While things start moving quickly for the rest of the world during the holiday season, once it hits about mid-December, the marketing industry comes to a grinding halt. Our clients are on vacation, the threshold for being able to order products in time for Christmas has passed, and most marketing budgets have been reduced to nothing but dust at the bottom of a piggy bank.

So, what can agencies do during this time? You've got about a month and a half before campaigns will start to kick off again to promote Valentine's Day and unless you have (by some miracle) managed to totally knock down your to-do pile, you probably shouldn't be planning an extended trip to the Bahamas.

Now, it's more than acceptable to take some time away from work during the holidays, but don't let this time go by without using at least some of it effectively. Before you know it, clients will start sounding the alarm bell and all those really beneficial things you kept meaning to do will remain at the bottom of your to-do list for another year.

Here are three ways I suggest you spend the slow season.

Give Your Company a Facelift

Be honest: How long has it been since you've updated your branding? How long has it been since you saw the backend of your website?

The client always comes first, and while they certainly do demand a lot of time and attention, letting your own digital presence decay is a nasty habit that we digital marketing agencies need to break. You're trying to sell yourself as a digital specialist, but nobody is going to take you seriously if your email newsletter lapsed six months ago and your site is built on an outdated Squarespace template.

Take some time to give your own brand a little TLC. Get the gears in motion to freshen up your branding and plan ahead with some evergreen social media content that you can schedule to post and not have to worry about. Start thinking about a new design for your website. Here's a good barometer: If your site has been static for five years or more, it needs updating.

Internet aesthetics move fast and prospective clients will be able to tell if you haven't been tending to your own garden.

These updates are essential not just for appearances, but also for positioning. The way you project yourself online will be the difference between being seen as a digital expert and problem solver or just a content mill.

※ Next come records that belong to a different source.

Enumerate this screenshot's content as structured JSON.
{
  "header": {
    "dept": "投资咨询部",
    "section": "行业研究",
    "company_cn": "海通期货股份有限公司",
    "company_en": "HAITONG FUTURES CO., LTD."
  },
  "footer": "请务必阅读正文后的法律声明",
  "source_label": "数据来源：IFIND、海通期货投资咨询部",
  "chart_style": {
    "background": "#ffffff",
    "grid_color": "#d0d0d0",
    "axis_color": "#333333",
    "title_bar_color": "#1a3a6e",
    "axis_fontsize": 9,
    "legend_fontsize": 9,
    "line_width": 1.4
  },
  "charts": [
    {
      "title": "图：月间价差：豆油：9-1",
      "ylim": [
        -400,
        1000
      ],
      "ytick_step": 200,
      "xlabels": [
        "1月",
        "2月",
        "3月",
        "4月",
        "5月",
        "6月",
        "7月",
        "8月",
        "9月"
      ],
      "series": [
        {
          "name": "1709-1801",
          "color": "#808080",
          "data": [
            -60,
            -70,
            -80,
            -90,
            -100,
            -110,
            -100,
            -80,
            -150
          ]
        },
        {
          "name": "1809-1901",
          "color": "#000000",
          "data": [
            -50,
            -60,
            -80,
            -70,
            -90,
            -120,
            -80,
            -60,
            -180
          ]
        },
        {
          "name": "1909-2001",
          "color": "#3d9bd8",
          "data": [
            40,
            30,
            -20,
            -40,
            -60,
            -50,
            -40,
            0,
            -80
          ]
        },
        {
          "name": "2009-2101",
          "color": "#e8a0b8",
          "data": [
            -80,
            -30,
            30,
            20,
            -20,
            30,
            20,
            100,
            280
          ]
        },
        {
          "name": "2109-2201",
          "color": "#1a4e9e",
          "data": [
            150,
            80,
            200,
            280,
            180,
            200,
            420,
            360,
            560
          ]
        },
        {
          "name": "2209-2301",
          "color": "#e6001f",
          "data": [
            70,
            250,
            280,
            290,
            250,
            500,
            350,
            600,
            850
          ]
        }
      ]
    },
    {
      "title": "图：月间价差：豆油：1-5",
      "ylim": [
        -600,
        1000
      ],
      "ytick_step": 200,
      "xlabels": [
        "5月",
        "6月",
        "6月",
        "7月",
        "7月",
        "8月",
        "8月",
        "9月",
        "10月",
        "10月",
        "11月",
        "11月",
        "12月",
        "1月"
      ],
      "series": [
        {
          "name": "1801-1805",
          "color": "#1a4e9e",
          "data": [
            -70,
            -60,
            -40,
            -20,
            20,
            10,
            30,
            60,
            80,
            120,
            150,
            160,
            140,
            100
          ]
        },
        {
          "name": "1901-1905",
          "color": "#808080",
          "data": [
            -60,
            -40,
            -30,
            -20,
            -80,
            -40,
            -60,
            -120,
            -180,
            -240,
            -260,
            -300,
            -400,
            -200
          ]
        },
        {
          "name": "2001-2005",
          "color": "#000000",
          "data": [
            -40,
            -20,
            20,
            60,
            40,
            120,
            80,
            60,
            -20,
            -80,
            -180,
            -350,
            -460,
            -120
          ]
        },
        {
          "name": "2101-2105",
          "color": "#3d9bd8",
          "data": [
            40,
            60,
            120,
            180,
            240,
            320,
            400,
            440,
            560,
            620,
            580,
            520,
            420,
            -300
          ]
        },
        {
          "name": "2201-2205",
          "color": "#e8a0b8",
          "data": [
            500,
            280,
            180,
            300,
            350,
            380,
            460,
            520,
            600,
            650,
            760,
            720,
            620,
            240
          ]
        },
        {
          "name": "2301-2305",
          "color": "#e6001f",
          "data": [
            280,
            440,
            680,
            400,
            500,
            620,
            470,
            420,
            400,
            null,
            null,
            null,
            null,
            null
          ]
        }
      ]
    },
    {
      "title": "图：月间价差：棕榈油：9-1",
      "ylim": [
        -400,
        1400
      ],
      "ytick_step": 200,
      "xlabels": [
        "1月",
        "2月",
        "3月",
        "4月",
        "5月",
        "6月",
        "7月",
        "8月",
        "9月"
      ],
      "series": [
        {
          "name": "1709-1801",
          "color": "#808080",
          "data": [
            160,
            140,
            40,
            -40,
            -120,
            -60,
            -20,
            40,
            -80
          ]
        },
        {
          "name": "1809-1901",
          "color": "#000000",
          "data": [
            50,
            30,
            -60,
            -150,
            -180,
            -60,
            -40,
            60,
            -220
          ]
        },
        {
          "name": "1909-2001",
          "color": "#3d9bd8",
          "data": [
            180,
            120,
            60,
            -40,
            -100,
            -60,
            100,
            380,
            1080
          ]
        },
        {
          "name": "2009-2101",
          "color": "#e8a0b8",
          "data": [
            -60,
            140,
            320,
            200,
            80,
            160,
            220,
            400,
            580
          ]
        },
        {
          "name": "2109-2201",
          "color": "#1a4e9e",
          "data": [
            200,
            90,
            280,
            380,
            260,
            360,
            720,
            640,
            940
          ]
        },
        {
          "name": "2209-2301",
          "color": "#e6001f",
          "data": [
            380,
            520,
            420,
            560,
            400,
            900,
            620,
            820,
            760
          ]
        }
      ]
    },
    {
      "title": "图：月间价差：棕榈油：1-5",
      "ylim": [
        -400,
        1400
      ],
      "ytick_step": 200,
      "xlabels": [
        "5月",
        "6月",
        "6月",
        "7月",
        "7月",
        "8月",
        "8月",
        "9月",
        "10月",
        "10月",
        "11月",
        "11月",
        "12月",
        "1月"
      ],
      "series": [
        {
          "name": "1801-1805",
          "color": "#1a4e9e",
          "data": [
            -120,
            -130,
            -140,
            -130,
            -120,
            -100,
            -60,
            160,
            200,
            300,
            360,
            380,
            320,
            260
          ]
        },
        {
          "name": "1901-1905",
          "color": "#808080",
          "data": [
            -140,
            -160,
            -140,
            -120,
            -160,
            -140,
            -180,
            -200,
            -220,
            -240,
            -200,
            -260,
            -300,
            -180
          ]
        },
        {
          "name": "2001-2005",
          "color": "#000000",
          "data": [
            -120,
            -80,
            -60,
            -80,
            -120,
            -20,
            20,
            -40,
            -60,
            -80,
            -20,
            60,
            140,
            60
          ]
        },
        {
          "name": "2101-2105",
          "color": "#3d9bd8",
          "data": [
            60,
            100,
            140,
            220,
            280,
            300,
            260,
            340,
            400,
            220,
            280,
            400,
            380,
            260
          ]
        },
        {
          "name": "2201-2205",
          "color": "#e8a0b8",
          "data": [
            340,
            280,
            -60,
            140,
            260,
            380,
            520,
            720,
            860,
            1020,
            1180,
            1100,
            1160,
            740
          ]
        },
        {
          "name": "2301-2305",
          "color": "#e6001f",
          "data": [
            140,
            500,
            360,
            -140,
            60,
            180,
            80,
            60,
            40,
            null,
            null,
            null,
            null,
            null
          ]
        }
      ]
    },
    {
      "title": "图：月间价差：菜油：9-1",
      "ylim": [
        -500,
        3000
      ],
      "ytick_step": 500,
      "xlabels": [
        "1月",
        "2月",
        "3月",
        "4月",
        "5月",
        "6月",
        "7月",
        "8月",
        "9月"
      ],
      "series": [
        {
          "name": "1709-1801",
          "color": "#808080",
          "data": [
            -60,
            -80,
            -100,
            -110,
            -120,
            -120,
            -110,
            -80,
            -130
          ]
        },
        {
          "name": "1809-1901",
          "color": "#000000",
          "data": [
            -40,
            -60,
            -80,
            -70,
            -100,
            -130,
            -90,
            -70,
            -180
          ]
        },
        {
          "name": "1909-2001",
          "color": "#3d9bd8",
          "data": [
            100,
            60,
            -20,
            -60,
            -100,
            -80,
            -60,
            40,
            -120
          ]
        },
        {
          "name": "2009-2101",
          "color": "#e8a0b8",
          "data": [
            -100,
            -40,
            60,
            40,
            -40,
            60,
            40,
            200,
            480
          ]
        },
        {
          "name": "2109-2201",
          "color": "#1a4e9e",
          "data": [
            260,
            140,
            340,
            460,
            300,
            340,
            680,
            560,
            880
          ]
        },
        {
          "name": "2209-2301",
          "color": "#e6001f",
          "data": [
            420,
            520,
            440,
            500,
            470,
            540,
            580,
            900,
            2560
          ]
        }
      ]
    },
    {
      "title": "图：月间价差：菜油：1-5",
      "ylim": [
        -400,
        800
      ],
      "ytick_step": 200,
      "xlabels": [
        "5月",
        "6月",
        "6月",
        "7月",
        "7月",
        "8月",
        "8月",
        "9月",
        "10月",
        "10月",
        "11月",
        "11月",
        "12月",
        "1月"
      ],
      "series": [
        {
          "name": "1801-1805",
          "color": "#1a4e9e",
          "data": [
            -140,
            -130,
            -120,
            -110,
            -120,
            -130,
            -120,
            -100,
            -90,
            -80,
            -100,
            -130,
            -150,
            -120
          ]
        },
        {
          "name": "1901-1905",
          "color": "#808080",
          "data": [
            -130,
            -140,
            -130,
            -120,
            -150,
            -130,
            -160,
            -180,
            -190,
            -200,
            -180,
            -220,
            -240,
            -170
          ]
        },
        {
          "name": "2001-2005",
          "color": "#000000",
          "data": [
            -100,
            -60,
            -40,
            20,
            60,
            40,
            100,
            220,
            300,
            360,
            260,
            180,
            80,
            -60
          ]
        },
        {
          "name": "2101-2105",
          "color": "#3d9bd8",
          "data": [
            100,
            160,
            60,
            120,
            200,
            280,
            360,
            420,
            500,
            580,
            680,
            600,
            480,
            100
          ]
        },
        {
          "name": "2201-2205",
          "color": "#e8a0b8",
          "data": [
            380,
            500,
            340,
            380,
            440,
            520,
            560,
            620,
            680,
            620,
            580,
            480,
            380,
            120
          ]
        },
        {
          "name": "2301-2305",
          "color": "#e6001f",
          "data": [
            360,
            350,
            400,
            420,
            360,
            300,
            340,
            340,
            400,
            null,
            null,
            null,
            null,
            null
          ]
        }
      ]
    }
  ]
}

Add Value to Your Campaigns

As brands and companies increasingly take their marketing efforts in-house, it's more important than ever to stand out as more than just a marketing agency. Your agency needs to be at the forefront of technology, understand new and existing digital avenues better than your potential client, and — most essentially — add value.

A lot of marketing agencies don't know what distinguishes them from their competitors. When you have this winter downtime, that's the time to find out. The answer will be beneficial, whether it turns out you're more valuable than other agencies, or you have some work to do.

Take this time to develop the skills and offerings that will set you apart. Here are just a few value-adds that you can start investing in:

• Up your game on TikTok, Snapchat and Instagram Reels so you become known as an agency that can execute attractive, engaging and highly viral content.

• Rethink your LinkedIn approach and how you can position your client's professional profiles as thought leaders. LinkedIn is becoming a creator-driven space, and now is the time to start standing out.

Stagnation, or allowing themselves to be "buried under work," is what causes even good digital marketing firms to become known for producing average work. Let their failure be your advantage.

Set Up Your Selling Power

The purpose of owning a business is to grow it, scale it and make more money for you and your employees year after year. If you're not continually finding new ways to sell your services, you're going to plateau quickly.

Going forward from the downtime period, treat every client and campaign as an opportunity to experiment. Stop offering standard service packages. Instead, with your clients, come up with a list of services that will do the most to advance their campaign.

Diversifying is what will put your business financially ahead of the pack. Not every client is going to need the standard "four social media platforms and a blog" package you're trying to box them into. Sell your company as a conte​​nt-based business where clients are paying for production and products rather than just work.

Think about it this way: If your revenue is just "billable hours," the only way you can scale your business is by constantly increasing your client roster, keeping you perpetually trapped in as a high-volume, low-margin business.

Enjoy your holiday season and take part in a well-deserved break from the daily grind. But remember, that's what most of your competition will be doing too. Open hours are one of the best and rarest assets an agency can have. Let them pass by at your own risk.